The Israeli military carried out airstrikes on Beirut’s southern suburbs and other parts of Lebanon a day after a heavy attack on Hezbollah headquarters, leaving the fate of leader Sayyed Hassan Nasrallah still undetermined, Reuters said.
Tel Aviv carried out a five-hour sustained attack on Beirut. The Saturday operation followed Israel’s most powerful Friday attack on the city in the conflict with Hezbollah, which has been running alongside the war in Gaza for nearly a year.
The condition of Hezbollah leader Nasrallah remains uncertain as no statement issued yesterday. A source close to Hezbollah said Nasrallah was alive. Iran’s Tasnim news agency also reported that he was safe.Â
The military announced in a statement the killing of Hezbollah missile unit commander Muhammad Ali Ismail and his deputy Hossein Ahmed Ismail. The military claimed to have struck Hezbollah facilities in the Bekaa Valley, a region in eastern Lebanon near the border with Syria that it has been targeting for the past week.
Israel says returning some 70,000 evacuated Israelis to their homes is the goal of the war. Hours before the latest shelling, Israeli Prime Minister Benjamin Netanyahu delivered a speech to the United Nations. He said:
As long as Hezbollah chooses the path of war, Israel has no choice, and Israel has every right to remove this threat and return our citizens to their homes safely.
Simultaneously, Lebanese health authorities confirmed that six people lost their lives and 91 suffered injuries in the first attack on Friday. It is the fourth attack on Hezbollah-controlled southern suburbs of Beirut in a week and the largest since the 2006 war. The strikes have killed more than 700 people in the past week alone, authorities said.
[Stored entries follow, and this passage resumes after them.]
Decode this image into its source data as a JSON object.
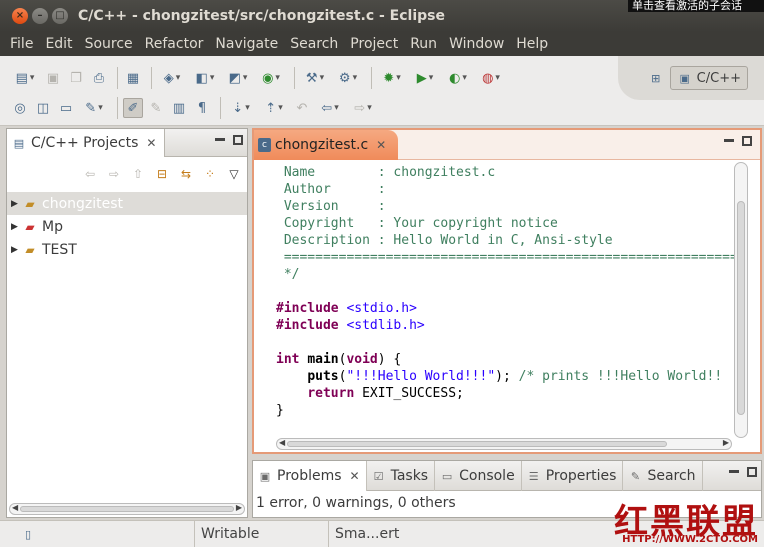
{
  "window": {
    "title": "C/C++ - chongzitest/src/chongzitest.c - Eclipse",
    "overlay_text": "单击查看激活的子会话"
  },
  "menubar": [
    "File",
    "Edit",
    "Source",
    "Refactor",
    "Navigate",
    "Search",
    "Project",
    "Run",
    "Window",
    "Help"
  ],
  "perspective": {
    "label": "C/C++"
  },
  "project_explorer": {
    "tab_label": "C/C++ Projects",
    "items": [
      {
        "label": "chongzitest",
        "selected": true,
        "error": false
      },
      {
        "label": "Mp",
        "selected": false,
        "error": true
      },
      {
        "label": "TEST",
        "selected": false,
        "error": false
      }
    ]
  },
  "editor": {
    "tab_label": "chongzitest.c",
    "code": {
      "l1_key": "Name",
      "l1_val": "chongzitest.c",
      "l2_key": "Author",
      "l3_key": "Version",
      "l4_key": "Copyright",
      "l4_val": "Your copyright notice",
      "l5_key": "Description",
      "l5_val": "Hello World in C, Ansi-style",
      "separator": "===========================================================",
      "end_comment": "*/",
      "include_kw": "#include",
      "include1": "<stdio.h>",
      "include2": "<stdlib.h>",
      "int_kw": "int",
      "main_fn": "main",
      "void_kw": "void",
      "puts_fn": "puts",
      "string_lit": "\"!!!Hello World!!!\"",
      "trailing_comment": "/* prints !!!Hello World!!",
      "return_kw": "return",
      "exit_val": "EXIT_SUCCESS;",
      "close_brace": "}"
    }
  },
  "bottom_panel": {
    "tabs": [
      "Problems",
      "Tasks",
      "Console",
      "Properties",
      "Search"
    ],
    "status_text": "1 error, 0 warnings, 0 others"
  },
  "statusbar": {
    "writable": "Writable",
    "insert_mode": "Sma...ert"
  },
  "watermark": {
    "text": "红黑联盟",
    "url": "HTTP://WWW.2CTO.COM"
  },
  "colors": {
    "title_bg": "#3c3b37",
    "editor_tab_accent": "#f08b5a",
    "comment": "#3f7f5f",
    "keyword": "#7f0055",
    "string": "#2a00ff"
  }
}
Earlier, the Israeli military ordered residents in parts of Beirut’s southern suburbs to evacuate as the strikes targeted rocket launchers and weapons depots they said were under civilian homes. Thus, some 100,000 people were displaced in Lebanon this week, bringing the total number of displaced people in the country to more than 200,000.
Hezbollah has fired hundreds of rockets and missiles at Israeli targets, including Tel Aviv. The group said it fired rockets at the northern Israeli town of Safed on Friday, where a woman suffered minor injuries.
The exchanges of fire have sharply heightened fears that the conflict could spiral out of control, potentially involving Iran, Hezbollah’s main backer, as well as the United States, Israel’s main ally.